The challenging terrain, emotional distress of the storm and the long day were already wearing on me, but I soldiered onward with a single purpose, to get it done. As I rounded the first lake in Darwin Canyon I saw three figures on the far side of the lake: it was Adler, Flannery and Erika and we all let out cries of joy at seeing each other and being reunited after so many hours and the harrowing ordeal we’d all endured. They too had gotten ravaged by the storm and had been forced to hide under a few boulders for an hour as it passed directly overhead. We slogged our way up canyon, finally hitting the final 1300ft climb to Lamarck Col. By this point we were all pretty toasted, and it took all of our strength to navigate our way through the boulders upward to the pass. We crested the pass just as the sun’s final rays were illuminating the Western sky, and took that moment to express a little gratitude for the beauty of where we were and what we had experienced, despite the hardships of the day.

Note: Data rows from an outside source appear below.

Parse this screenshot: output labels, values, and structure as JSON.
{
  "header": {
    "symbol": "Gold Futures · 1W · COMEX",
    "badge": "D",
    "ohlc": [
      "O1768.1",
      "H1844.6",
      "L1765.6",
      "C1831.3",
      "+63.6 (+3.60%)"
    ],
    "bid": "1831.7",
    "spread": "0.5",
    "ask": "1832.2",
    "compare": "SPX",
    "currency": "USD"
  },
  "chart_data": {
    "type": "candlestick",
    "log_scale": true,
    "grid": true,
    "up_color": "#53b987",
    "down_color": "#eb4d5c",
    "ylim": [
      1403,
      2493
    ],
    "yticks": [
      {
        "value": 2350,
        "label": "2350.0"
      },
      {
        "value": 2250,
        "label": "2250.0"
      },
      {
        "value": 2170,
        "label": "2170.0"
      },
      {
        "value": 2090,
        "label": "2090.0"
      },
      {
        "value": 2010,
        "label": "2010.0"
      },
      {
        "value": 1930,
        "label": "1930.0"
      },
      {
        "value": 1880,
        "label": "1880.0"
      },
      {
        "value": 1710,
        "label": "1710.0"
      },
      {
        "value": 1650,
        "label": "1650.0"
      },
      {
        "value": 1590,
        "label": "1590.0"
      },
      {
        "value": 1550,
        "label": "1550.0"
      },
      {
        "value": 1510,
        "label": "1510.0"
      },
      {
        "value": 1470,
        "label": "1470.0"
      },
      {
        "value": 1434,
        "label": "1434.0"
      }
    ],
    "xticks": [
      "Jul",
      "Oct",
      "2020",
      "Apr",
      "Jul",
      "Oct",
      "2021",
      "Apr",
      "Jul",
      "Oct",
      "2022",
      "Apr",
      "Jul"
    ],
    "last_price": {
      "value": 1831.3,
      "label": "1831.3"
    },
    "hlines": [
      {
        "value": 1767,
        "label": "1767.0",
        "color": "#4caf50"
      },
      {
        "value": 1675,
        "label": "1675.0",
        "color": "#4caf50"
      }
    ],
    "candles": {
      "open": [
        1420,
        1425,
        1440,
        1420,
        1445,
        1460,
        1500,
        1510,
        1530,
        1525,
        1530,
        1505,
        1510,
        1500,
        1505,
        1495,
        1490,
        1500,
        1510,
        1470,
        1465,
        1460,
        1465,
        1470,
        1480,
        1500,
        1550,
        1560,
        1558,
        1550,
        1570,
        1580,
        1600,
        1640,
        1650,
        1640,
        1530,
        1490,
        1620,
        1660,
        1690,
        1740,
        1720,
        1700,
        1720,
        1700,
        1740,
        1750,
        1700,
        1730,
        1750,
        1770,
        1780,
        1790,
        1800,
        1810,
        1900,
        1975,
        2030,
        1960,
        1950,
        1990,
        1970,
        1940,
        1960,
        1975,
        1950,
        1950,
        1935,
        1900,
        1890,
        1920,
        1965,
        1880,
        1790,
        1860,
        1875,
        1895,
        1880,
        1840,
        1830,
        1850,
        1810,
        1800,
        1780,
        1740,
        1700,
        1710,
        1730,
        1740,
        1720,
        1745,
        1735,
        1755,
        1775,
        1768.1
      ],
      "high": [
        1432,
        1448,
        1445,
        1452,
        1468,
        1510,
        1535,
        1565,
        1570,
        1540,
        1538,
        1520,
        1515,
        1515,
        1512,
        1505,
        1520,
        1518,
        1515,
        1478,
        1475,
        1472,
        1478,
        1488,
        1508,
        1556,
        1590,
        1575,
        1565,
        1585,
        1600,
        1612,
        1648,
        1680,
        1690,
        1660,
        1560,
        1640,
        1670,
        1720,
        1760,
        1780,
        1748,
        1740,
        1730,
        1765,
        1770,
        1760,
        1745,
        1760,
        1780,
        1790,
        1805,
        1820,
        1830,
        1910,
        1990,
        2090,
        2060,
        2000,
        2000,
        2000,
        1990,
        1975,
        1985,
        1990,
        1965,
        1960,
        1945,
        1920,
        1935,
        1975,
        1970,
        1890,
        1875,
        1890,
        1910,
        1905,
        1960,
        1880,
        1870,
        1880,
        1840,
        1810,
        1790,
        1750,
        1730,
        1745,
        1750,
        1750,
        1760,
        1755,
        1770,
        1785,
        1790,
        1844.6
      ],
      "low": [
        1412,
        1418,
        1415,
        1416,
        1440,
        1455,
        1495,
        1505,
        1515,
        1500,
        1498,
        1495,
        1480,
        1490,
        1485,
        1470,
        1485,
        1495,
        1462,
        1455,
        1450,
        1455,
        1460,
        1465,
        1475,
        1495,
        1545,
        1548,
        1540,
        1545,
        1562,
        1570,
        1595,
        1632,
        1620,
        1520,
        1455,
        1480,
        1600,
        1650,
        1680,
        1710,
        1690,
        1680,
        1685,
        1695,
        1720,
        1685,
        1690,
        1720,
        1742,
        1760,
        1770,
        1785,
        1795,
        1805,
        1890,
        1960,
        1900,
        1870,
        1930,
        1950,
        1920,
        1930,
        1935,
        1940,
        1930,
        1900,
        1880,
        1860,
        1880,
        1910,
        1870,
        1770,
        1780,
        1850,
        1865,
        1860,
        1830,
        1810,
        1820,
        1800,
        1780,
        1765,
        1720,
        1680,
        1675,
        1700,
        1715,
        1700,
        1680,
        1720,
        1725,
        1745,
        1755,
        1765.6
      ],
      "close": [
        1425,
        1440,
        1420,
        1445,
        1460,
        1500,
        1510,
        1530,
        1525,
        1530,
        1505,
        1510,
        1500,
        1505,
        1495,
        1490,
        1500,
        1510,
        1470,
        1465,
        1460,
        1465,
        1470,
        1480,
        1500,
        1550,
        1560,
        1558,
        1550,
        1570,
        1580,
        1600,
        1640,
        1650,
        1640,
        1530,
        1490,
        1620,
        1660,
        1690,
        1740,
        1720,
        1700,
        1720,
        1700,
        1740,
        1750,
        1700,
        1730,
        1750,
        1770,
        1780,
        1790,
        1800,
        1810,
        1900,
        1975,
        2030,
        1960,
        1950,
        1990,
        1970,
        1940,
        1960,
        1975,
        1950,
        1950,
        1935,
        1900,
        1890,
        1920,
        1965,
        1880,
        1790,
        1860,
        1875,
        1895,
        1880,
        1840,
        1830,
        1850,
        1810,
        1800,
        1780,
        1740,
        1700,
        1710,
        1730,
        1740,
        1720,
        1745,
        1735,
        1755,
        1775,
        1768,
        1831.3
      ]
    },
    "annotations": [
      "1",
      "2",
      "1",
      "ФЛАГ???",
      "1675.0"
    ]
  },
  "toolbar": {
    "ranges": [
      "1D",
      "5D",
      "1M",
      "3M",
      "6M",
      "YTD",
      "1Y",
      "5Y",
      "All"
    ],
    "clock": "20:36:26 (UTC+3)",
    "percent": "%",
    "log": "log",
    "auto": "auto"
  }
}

We descended down the endless gravel and sand towards North Lake, finally collapsing at our car, 16hours after we had started. We were all exhausted, starving but ecstatic to be done running for the day. The day had been anything by smooth, but we had all come out of it, learning more about ourselves, our friends and with a profound respect for the unforgiving power of Mother Nature. Because along with her beauty, comes a sometimes uncontrollable fury that reminds us all, we are not in control and we are but guests in her amazing landscape. Kings Canyon still holds an incredibly special place in my heart, a place filled with so many wonderful memories, stunning vistas and unforgettable experiences at all levels. Being able to share it with my friends meant a lot, though I think we all could have done with a little less death talus and without the violent thunderstorm that soaked and shook us all. Kings Canyon National Park Ultra Run, 33mi, 8600ft vertical gain, 15h17min. From Lake Sabrina, over Echo Col, over Muir Pass, into Ionian Basin, through Evolution Basin, into Darwin Basin over Lamarck Col and back down.